David Russell (david.russell@optionmonster.com)

One investor is bullish on GNC Holdings before the company's profit report later this week.

optionMONSTER's Heat Seeker monitoring program detected the purchase of 10,000 June 42.50 calls in the vitamin retailer for $2.25. Equal-sized blocks were sold in the June 37.50 puts for $1.25 and the June 47.50 calls for $0.65 at the same time. Volume was more than twice the previous open interest at all three strikes, confirming that new positions were initiated.

The position combines elements of a vertical call spread with short puts , thereby lowering the cost to just $0.35. It will earn a maximum profit of 1,329 percent if the stock closes at or above $47.50 on expiration. (See our Education section for more on how to generate leverage with options.)

GNC rose 1.96 percent to $42.21 yesterday and is up 26 percent so far this year.
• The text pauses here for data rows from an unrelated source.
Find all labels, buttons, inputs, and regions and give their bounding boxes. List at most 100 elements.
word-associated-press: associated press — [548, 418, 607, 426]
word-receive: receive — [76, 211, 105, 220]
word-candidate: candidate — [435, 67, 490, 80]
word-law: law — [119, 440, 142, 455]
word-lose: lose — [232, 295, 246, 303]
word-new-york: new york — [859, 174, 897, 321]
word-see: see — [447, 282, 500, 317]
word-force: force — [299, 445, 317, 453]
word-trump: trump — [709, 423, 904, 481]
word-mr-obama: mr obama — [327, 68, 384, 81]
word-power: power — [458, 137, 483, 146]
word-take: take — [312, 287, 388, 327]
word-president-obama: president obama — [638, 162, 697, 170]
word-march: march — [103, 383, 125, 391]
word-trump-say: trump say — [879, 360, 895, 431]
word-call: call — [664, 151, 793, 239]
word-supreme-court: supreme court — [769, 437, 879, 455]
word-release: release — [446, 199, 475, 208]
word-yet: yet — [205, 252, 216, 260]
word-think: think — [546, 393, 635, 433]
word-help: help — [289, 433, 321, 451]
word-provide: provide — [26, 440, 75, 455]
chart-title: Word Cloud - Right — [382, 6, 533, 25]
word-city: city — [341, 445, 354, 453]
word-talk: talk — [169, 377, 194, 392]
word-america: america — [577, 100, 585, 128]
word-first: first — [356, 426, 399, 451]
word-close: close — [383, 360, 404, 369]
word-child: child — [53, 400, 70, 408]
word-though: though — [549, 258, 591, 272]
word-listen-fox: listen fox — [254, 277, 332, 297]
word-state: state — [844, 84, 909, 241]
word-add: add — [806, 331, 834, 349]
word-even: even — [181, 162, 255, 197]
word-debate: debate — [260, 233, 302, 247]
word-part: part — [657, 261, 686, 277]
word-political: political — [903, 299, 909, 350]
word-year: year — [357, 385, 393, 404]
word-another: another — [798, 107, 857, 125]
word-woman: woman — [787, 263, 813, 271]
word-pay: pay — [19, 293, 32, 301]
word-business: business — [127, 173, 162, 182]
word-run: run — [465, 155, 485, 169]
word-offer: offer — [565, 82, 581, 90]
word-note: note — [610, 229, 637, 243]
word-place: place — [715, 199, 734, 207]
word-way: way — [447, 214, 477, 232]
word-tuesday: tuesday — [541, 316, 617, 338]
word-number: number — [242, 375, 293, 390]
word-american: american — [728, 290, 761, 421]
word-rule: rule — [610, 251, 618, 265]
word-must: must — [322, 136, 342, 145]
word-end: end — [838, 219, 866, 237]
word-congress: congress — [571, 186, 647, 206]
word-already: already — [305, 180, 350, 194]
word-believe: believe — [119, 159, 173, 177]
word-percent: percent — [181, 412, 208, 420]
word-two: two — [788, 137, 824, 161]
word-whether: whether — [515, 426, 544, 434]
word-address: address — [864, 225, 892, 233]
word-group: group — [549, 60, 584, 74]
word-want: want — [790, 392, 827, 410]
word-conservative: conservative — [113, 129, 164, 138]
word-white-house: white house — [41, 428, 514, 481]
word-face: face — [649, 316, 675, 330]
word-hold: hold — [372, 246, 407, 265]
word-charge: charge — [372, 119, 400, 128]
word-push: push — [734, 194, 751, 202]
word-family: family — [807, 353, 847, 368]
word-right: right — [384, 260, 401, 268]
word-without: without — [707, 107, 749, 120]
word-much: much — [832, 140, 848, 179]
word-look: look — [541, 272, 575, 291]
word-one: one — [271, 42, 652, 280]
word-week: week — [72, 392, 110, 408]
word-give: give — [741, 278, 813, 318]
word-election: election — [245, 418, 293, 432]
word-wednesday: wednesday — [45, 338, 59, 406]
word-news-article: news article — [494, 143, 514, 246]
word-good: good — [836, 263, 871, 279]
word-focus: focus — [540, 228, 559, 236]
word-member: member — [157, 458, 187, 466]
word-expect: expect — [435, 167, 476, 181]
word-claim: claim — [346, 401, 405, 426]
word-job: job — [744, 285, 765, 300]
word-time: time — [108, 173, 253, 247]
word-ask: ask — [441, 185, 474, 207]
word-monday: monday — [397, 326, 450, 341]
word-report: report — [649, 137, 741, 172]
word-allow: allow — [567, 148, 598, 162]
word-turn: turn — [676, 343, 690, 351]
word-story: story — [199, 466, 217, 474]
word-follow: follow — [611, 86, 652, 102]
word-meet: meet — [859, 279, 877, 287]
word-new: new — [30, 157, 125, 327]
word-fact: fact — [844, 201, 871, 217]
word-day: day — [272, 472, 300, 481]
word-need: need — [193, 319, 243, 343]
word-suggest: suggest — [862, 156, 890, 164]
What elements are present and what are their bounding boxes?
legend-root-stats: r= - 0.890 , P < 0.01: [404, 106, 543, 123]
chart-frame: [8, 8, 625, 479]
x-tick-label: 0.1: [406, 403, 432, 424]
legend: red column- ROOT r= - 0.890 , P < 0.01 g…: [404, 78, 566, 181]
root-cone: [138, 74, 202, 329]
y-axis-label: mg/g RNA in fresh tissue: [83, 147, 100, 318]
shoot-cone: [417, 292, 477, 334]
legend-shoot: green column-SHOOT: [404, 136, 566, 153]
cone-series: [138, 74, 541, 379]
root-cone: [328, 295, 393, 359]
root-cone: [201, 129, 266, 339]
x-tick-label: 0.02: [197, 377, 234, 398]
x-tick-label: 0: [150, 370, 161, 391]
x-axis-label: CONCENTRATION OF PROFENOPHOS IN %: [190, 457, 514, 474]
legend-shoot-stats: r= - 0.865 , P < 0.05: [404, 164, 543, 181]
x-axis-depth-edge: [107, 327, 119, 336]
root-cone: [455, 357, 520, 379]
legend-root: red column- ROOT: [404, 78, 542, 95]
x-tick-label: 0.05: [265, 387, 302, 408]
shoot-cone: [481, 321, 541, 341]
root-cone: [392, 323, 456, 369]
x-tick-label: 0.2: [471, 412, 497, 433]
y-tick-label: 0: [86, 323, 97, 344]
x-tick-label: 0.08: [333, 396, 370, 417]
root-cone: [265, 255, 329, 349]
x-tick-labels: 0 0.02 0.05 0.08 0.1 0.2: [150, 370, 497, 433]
The stock has been steadily working its way higher since its initial public offering in April 2011. It also gapped higher after its last earnings release on Feb. 14, and yesterday's buyers are apparently looking for another strong report this Friday morning.

Another interesting thing about the strategy is that it will force the investor to buy shares for $37.50 if they close below that level on expiration. The trader may be willing to do that already if he or she already likes the stock.

More than 34,700 contracts traded overall in the session, according to the Heat Seeker. That's 23 times its average amount in the last month.